Empêtrée dans la négociation sur la dette grecque dont on ne voit pas la fin, l’Europe n’avait pas besoin qu’un autre de ses membres mette en cause sa participation à l’aventure communautaire. A la veille des élections générales au Royaume-Uni, une certaine confiance était de mise. Tout indiquait que le Premier ministre conservateur sortant David Cameron soit serait battu d’une courte tête par le travailliste Ed Miliband, partisan de l’Union européenne, soit serait obligé, faute de majorité, de composer avec un parti moins eurosceptique qu’une bonne partie des tories. La perspective du référendum promis par David Cameron avant la fin 2017 s’il gagnait un nouveau mandat, s’éloignait et avec elle la certitude d’une nouvelle empoignade néfaste pour la stabilité européenne.
Force est de constater que les résultats du scrutin du 7 mai annoncent des lendemains douloureux pour les responsables européens. David Cameron ne peut pas moins faire que d’organiser le référendum promis et peut-être plus tôt que l’échéance fixée afin de ne pas prolonger une incertitude dommageable pour les affaires. Les investisseurs industriels et financiers, britanniques et surtout étrangers, veulent savoir le plus tôt possible si Londres sera dedans ou dehors.

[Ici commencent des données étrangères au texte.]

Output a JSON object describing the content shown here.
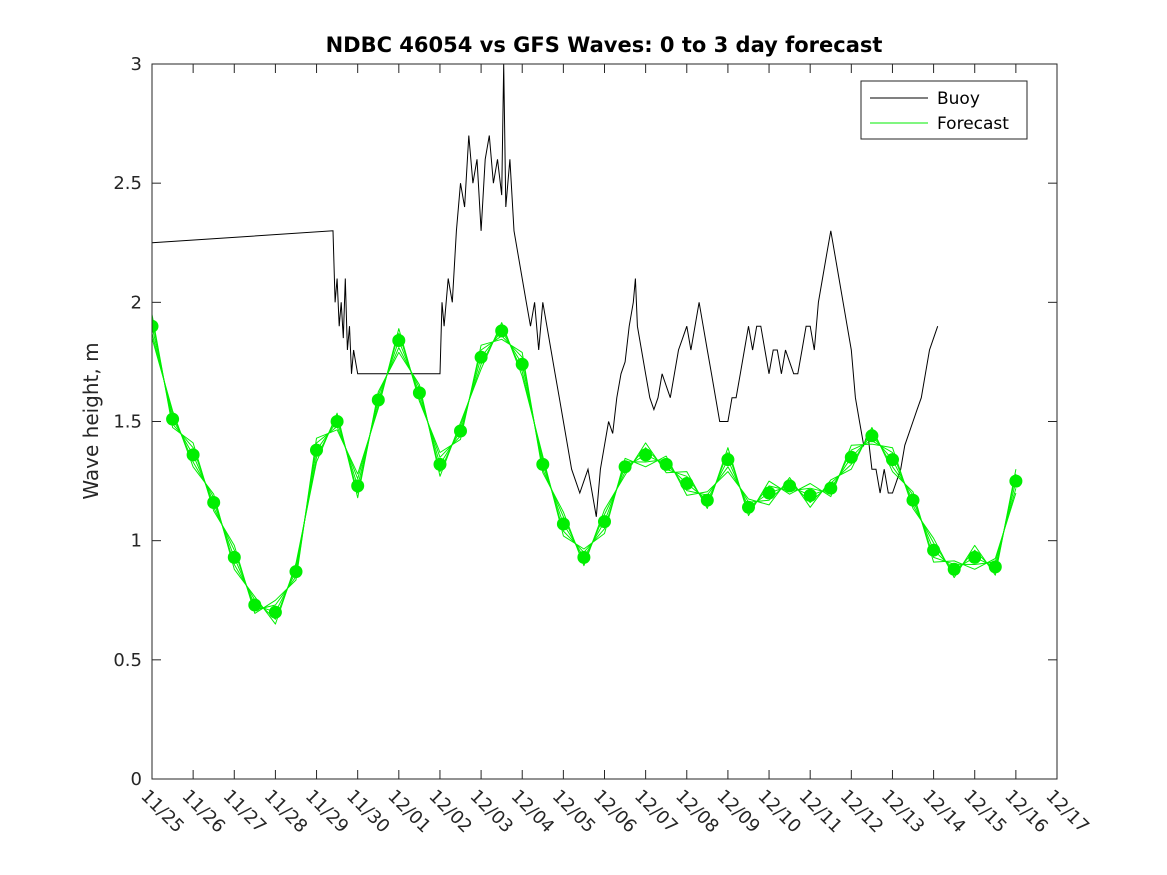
{
  "chart_data": {
    "type": "line",
    "title": "NDBC 46054 vs GFS Waves: 0 to 3 day forecast",
    "xlabel": "",
    "ylabel": "Wave height, m",
    "x_unit": "days since 11/25",
    "xlim": [
      0,
      22
    ],
    "ylim": [
      0,
      3
    ],
    "yticks": [
      0,
      0.5,
      1,
      1.5,
      2,
      2.5,
      3
    ],
    "ytick_labels": [
      "0",
      "0.5",
      "1",
      "1.5",
      "2",
      "2.5",
      "3"
    ],
    "xticks": [
      0,
      1,
      2,
      3,
      4,
      5,
      6,
      7,
      8,
      9,
      10,
      11,
      12,
      13,
      14,
      15,
      16,
      17,
      18,
      19,
      20,
      21,
      22
    ],
    "xtick_labels": [
      "11/25",
      "11/26",
      "11/27",
      "11/28",
      "11/29",
      "11/30",
      "12/01",
      "12/02",
      "12/03",
      "12/04",
      "12/05",
      "12/06",
      "12/07",
      "12/08",
      "12/09",
      "12/10",
      "12/11",
      "12/12",
      "12/13",
      "12/14",
      "12/15",
      "12/16",
      "12/17"
    ],
    "legend": {
      "placement": "top-right",
      "entries": [
        {
          "label": "Buoy",
          "color": "#000000"
        },
        {
          "label": "Forecast",
          "color": "#00ee00"
        }
      ]
    },
    "series": [
      {
        "name": "Buoy",
        "color": "#000000",
        "points": [
          [
            0,
            2.25
          ],
          [
            4.4,
            2.3
          ],
          [
            4.45,
            2.0
          ],
          [
            4.5,
            2.1
          ],
          [
            4.55,
            1.9
          ],
          [
            4.6,
            2.0
          ],
          [
            4.65,
            1.85
          ],
          [
            4.7,
            2.1
          ],
          [
            4.75,
            1.8
          ],
          [
            4.8,
            1.9
          ],
          [
            4.85,
            1.7
          ],
          [
            4.9,
            1.8
          ],
          [
            4.95,
            1.75
          ],
          [
            5.0,
            1.7
          ],
          [
            7.0,
            1.7
          ],
          [
            7.05,
            2.0
          ],
          [
            7.1,
            1.9
          ],
          [
            7.2,
            2.1
          ],
          [
            7.3,
            2.0
          ],
          [
            7.4,
            2.3
          ],
          [
            7.5,
            2.5
          ],
          [
            7.6,
            2.4
          ],
          [
            7.7,
            2.7
          ],
          [
            7.8,
            2.5
          ],
          [
            7.9,
            2.6
          ],
          [
            8.0,
            2.3
          ],
          [
            8.1,
            2.6
          ],
          [
            8.2,
            2.7
          ],
          [
            8.3,
            2.5
          ],
          [
            8.4,
            2.6
          ],
          [
            8.5,
            2.45
          ],
          [
            8.55,
            3.0
          ],
          [
            8.6,
            2.4
          ],
          [
            8.7,
            2.6
          ],
          [
            8.8,
            2.3
          ],
          [
            8.9,
            2.2
          ],
          [
            9.0,
            2.1
          ],
          [
            9.1,
            2.0
          ],
          [
            9.2,
            1.9
          ],
          [
            9.3,
            2.0
          ],
          [
            9.4,
            1.8
          ],
          [
            9.5,
            2.0
          ],
          [
            9.6,
            1.9
          ],
          [
            9.7,
            1.8
          ],
          [
            9.8,
            1.7
          ],
          [
            9.9,
            1.6
          ],
          [
            10.0,
            1.5
          ],
          [
            10.1,
            1.4
          ],
          [
            10.2,
            1.3
          ],
          [
            10.3,
            1.25
          ],
          [
            10.4,
            1.2
          ],
          [
            10.5,
            1.25
          ],
          [
            10.6,
            1.3
          ],
          [
            10.7,
            1.2
          ],
          [
            10.8,
            1.1
          ],
          [
            10.9,
            1.3
          ],
          [
            11.0,
            1.4
          ],
          [
            11.1,
            1.5
          ],
          [
            11.2,
            1.45
          ],
          [
            11.3,
            1.6
          ],
          [
            11.4,
            1.7
          ],
          [
            11.5,
            1.75
          ],
          [
            11.6,
            1.9
          ],
          [
            11.7,
            2.0
          ],
          [
            11.75,
            2.1
          ],
          [
            11.8,
            1.9
          ],
          [
            11.9,
            1.8
          ],
          [
            12.0,
            1.7
          ],
          [
            12.1,
            1.6
          ],
          [
            12.2,
            1.55
          ],
          [
            12.3,
            1.6
          ],
          [
            12.4,
            1.7
          ],
          [
            12.5,
            1.65
          ],
          [
            12.6,
            1.6
          ],
          [
            12.7,
            1.7
          ],
          [
            12.8,
            1.8
          ],
          [
            12.9,
            1.85
          ],
          [
            13.0,
            1.9
          ],
          [
            13.1,
            1.8
          ],
          [
            13.2,
            1.9
          ],
          [
            13.3,
            2.0
          ],
          [
            13.4,
            1.9
          ],
          [
            13.5,
            1.8
          ],
          [
            13.6,
            1.7
          ],
          [
            13.7,
            1.6
          ],
          [
            13.8,
            1.5
          ],
          [
            13.9,
            1.5
          ],
          [
            14.0,
            1.5
          ],
          [
            14.1,
            1.6
          ],
          [
            14.2,
            1.6
          ],
          [
            14.3,
            1.7
          ],
          [
            14.4,
            1.8
          ],
          [
            14.5,
            1.9
          ],
          [
            14.6,
            1.8
          ],
          [
            14.7,
            1.9
          ],
          [
            14.8,
            1.9
          ],
          [
            14.9,
            1.8
          ],
          [
            15.0,
            1.7
          ],
          [
            15.1,
            1.8
          ],
          [
            15.2,
            1.8
          ],
          [
            15.3,
            1.7
          ],
          [
            15.4,
            1.8
          ],
          [
            15.5,
            1.75
          ],
          [
            15.6,
            1.7
          ],
          [
            15.7,
            1.7
          ],
          [
            15.8,
            1.8
          ],
          [
            15.9,
            1.9
          ],
          [
            16.0,
            1.9
          ],
          [
            16.1,
            1.8
          ],
          [
            16.2,
            2.0
          ],
          [
            16.3,
            2.1
          ],
          [
            16.4,
            2.2
          ],
          [
            16.5,
            2.3
          ],
          [
            16.6,
            2.2
          ],
          [
            16.7,
            2.1
          ],
          [
            16.8,
            2.0
          ],
          [
            16.9,
            1.9
          ],
          [
            17.0,
            1.8
          ],
          [
            17.1,
            1.6
          ],
          [
            17.2,
            1.5
          ],
          [
            17.3,
            1.4
          ],
          [
            17.4,
            1.45
          ],
          [
            17.5,
            1.3
          ],
          [
            17.6,
            1.3
          ],
          [
            17.7,
            1.2
          ],
          [
            17.8,
            1.3
          ],
          [
            17.9,
            1.2
          ],
          [
            18.0,
            1.2
          ],
          [
            18.1,
            1.25
          ],
          [
            18.2,
            1.3
          ],
          [
            18.3,
            1.4
          ],
          [
            18.4,
            1.45
          ],
          [
            18.5,
            1.5
          ],
          [
            18.6,
            1.55
          ],
          [
            18.7,
            1.6
          ],
          [
            18.8,
            1.7
          ],
          [
            18.9,
            1.8
          ],
          [
            19.0,
            1.85
          ],
          [
            19.1,
            1.9
          ]
        ]
      },
      {
        "name": "Forecast",
        "color": "#00ee00",
        "markers": [
          [
            0,
            1.9
          ],
          [
            0.5,
            1.51
          ],
          [
            1,
            1.36
          ],
          [
            1.5,
            1.16
          ],
          [
            2,
            0.93
          ],
          [
            2.5,
            0.73
          ],
          [
            3,
            0.7
          ],
          [
            3.5,
            0.87
          ],
          [
            4,
            1.38
          ],
          [
            4.5,
            1.5
          ],
          [
            5,
            1.23
          ],
          [
            5.5,
            1.59
          ],
          [
            6,
            1.84
          ],
          [
            6.5,
            1.62
          ],
          [
            7,
            1.32
          ],
          [
            7.5,
            1.46
          ],
          [
            8,
            1.77
          ],
          [
            8.5,
            1.88
          ],
          [
            9,
            1.74
          ],
          [
            9.5,
            1.32
          ],
          [
            10,
            1.07
          ],
          [
            10.5,
            0.93
          ],
          [
            11,
            1.08
          ],
          [
            11.5,
            1.31
          ],
          [
            12,
            1.36
          ],
          [
            12.5,
            1.32
          ],
          [
            13,
            1.24
          ],
          [
            13.5,
            1.17
          ],
          [
            14,
            1.34
          ],
          [
            14.5,
            1.14
          ],
          [
            15,
            1.2
          ],
          [
            15.5,
            1.23
          ],
          [
            16,
            1.19
          ],
          [
            16.5,
            1.22
          ],
          [
            17,
            1.35
          ],
          [
            17.5,
            1.44
          ],
          [
            18,
            1.34
          ],
          [
            18.5,
            1.17
          ],
          [
            19,
            0.96
          ],
          [
            19.5,
            0.88
          ],
          [
            20,
            0.93
          ],
          [
            20.5,
            0.89
          ],
          [
            21,
            1.25
          ]
        ]
      }
    ]
  }
}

Le Premier ministre britannique veut une « rénovation » de l’Union, et à ce prix, il est prêt à mener campagne pour le maintien de son pays dans l’UE. Mais qu’entend-il par « rénovation » ? Le Royaume-Uni jouit déjà d’un statut particulier dans plusieurs domaines, budgétaires, policiers – il n’appartient pas à la zone Schengen –, sans parler de son refus d’adopter la monnaie commune. David Cameron veut « rapatrier » un certain nombre de pouvoirs qui ont été concédés à Bruxelles. Nombre de ses partenaires craignent que, sous couvert de promouvoir la « subsidiarité », il s’agisse en fait de détricoter les politiques communes et de transformer l’UE en une vaste zone de libre-échange. Les Britanniques en rêvent depuis des décennies, avant et après leur entrée dans la Communauté.
La grande majorité des autres membres de l’UE est favorable au maintien du Royaume-Uni. Pour des raisons diverses. Certains pays du nord, y compris l’Allemagne, voient en Londres le défenseur d’une forme de libéralisme économique sans cesse remis en cause par les pays du sud, supposés plus étatistes. La France, quant à elle, est partagée entre la méfiance atavique envers la « perfide Albion » et le soutien à la présence britannique qui lui évite un face-à-face quasi-exclusif avec Berlin.
La question est de savoir quelles sont les concessions que les partenaires de Londres sont prêts à consentir pour éviter la déliquescence de l’UE soit par perte de substance interne soit par la fuite d’un de ses membres qui donnerait le signal d’un sauve-qui-peut général. La chancelière allemande Angela Merkel est, semble-t-il, disposée à aller très loin dans le compromis pour permettre à David Cameron de gagner son référendum. Toutefois, elle a répété à maintes reprises qu’elle n’accepterait pas une remise en cause de la liberté de circulation au sein de l’UE. Or c’est précisément sur le thème de la lutte contre l’immigration et contre le « tourisme social » que David Cameron a fait campagne dans les derniers jours et sur ce thème qu’il a sans doute gagné les élections.
Alors que le problème de la Grèce est loin d’être réglé, qu’un « Grexit » de la zone euro voire de l’UE est toujours possible, voici que la menace d’un « Brexit » se profile à l’horizon. Menace réelle ou non, le sujet va accaparer l’attention, le temps et l’énergie des dirigeants européens au cours des prochains mois et peut-être des prochaines années. L’exact opposé d’une réflexion et d’une action sur la poursuite de l’intégration européenne, pourtant plus nécessaire que jamais. Qu’ils restent ou qu’ils partent, les eurosceptiques britanniques auront réussi à paralyser cette construction européenne qu’ils détestent depuis toujours.